Vast hydrocarbon deposits await discovery and development in deepwater basins around the world. As an industry, we are challenged to profitably recover these resources while dealing with the price volatility of the commodity that drives our fortunes.
We have made amazing strides toward this end in the past decade. The fact remains that the business of deepwater development is complex and continuously evolving, Capital outlays are large and consequences of failure severe.
Step changes in subsurface and drilling technology have enabled us to find and characterize reservoirs with greater certainty, then recover more hydrocarbons with fewer wells in increasingly deeper water.
The other challenge we confront is the continuous reduction in costs and cycle time to first oil or gas for field development infrastructure above the mud line in locations that are progressively deeper and more remote.
In a recent survey, operators with extensive deepwater portfolios identified field development system selection, project execution, technology development, and quality teams as critical success factors for profitable development. An underlying premise was that there was to be no compromise in health, safety, and environment, or in effective management of risk.
The process of matching the field development scheme to the reservoir and site characteristics is a critical and daunting task, yet fundamental for ensuring success. Ironically, pressures to accelerate developments have pushed many project teams to limiting or skipping this process.
There are a large number of variables involved in the decision-making requiring highly skilled, culturally diverse, multi-disciplinary teams. Unfortunately, there is a relative dearth and availability of quality project performance data and benchmarks, and no simple road map to get us there.
Industry has successfully developed both "wet" and "dry" tree solutions, considered reasonably mature in up to 5,000 ft, that offer flexibility in tackling developments. An analysis of various deepwater projects installed worldwide reveals no clear relationship or trend between capital cost per BOE produced and water depth or field size, whether they were subsea tiebacks, spars, tension leg platforms, floating production, storage, and offloading (FPSO) units, or semisubmersible platforms.
In the survey, operators indicated that a majority would pick the option that best fits field characteristics, but having done so, would choose field-proven designs to reduce risk and cycle time. Companies place a high value on standardized facilities, but are pragmatic in recognizing that one size or concept will not fit all situations.
Over 80% of discovered deepwater fields have reserves of 100 million BOE or less, a majority of which are, or will be, developed as subsea tiebacks to existing or new production hubs. Recognizing that the key to expanding the commercial envelope of future deepwater reserves is to reliably increase step-out distances, industry is devoting significant resources to developing enabling technologies in this area.
Wet and dry tree production hubs will continue to anchor future developments. Operators tend to prefer dry tree solutions to develop complex reservoirs, requiring frequent well intervention and that can largely be depleted from a single drill center. Technical issues and high costs of extending dry tree platform production risers beyond 5,000 ft will require breakthrough technologies. Wet tree platforms offer greater flexibility to well count and transparency to water depth, and will require extensions of current technology to enable production in 10,000 ft. Many operators believe that future ultra-deepwater developments will utilize subsea trees.

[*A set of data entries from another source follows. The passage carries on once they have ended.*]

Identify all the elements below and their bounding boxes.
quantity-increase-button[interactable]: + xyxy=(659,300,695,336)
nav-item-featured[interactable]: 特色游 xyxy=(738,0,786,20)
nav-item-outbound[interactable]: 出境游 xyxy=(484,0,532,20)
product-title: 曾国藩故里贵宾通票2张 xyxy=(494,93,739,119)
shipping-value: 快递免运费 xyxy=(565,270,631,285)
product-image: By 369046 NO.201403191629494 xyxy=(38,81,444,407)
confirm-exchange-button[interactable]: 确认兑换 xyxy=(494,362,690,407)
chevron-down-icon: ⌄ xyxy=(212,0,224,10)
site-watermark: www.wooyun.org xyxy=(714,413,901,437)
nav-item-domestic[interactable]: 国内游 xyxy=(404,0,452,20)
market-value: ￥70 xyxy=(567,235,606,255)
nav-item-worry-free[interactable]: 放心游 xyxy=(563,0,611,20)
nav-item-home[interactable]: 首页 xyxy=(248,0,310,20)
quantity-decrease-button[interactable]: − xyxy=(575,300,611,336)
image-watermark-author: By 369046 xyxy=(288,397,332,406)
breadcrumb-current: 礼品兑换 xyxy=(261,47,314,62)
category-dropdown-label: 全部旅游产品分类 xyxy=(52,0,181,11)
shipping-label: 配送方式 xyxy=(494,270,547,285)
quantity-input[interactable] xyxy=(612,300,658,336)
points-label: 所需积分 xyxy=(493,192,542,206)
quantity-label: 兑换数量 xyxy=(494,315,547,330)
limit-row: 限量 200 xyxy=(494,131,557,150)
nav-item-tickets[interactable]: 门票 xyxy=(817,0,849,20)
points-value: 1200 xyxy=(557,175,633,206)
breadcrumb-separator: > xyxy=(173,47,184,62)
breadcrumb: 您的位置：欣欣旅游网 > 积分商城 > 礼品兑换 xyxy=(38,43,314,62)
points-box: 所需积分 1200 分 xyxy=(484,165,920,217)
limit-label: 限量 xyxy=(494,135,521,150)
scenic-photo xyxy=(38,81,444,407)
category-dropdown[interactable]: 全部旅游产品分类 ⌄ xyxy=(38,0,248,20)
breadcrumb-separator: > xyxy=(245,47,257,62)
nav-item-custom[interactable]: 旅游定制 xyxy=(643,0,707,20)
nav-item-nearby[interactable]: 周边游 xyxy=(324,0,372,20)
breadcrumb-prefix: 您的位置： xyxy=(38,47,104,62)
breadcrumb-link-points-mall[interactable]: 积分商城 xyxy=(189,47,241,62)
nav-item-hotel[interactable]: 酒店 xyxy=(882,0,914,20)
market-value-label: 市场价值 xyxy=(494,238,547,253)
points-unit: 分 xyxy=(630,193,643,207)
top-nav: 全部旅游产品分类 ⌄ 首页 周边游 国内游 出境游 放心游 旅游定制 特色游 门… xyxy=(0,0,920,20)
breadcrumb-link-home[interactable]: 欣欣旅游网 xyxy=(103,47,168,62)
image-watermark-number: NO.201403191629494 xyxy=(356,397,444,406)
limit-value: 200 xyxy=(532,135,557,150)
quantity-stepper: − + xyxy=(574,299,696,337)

Operators place a higher value on proven execution capability than proven technology. Consider that FPSOs, regarded as the most mature deepwater production technology, continue to experience unwelcome surprises ascribed to a combination of poor execution and aggressive scheduling.
Predictability of cost, schedule, and quality of delivered product is more important than low cost. Some operators have realized significant reductions in cost and cycle time by systematically employing a strategy of repetition, refinement, continuity of project and contractor teams, and effective transfer of lessons learned. Operators apparently place a high premium on contractors with experience and track records, and quality of personnel on project teams was critical in contractor selection and project success.
Reducing costs in ultra-deepwater will require technology development. It is important to focus on those technology's that will provide the biggest bang for the buck. System and value engineering processes have identified high impact technologies. Not surprisingly, subsea and downhole technologies offer greatest opportunities for increasing recovery, operability, and extending tieback distances.
It typically takes 5-10 years and big dollars for breakthrough technologies to progress from incubation to application. Those also come with the greatest risk of failure. As an industry, we have continually struggled to find ways to consistently and reliably fund such efforts while dealing with oil price volatility.
No discussion of deepwater challenges would be complete without the obligatory gnashing of teeth over the shortage of skilled people. Successful implementation of system selection, project execution or technology development is unattainable without a critical mass of high caliber experienced teams. Presently the supply and demand equation in seriously out of kilter. I submit that this gap poses our greatest challenge to future deepwater developments. As an industry we have failed miserably in the retention, recruitment, and training of needed skill sets. We have pontificated about the problem for years, but done little about it. Those that have, and are, will reap the benefits.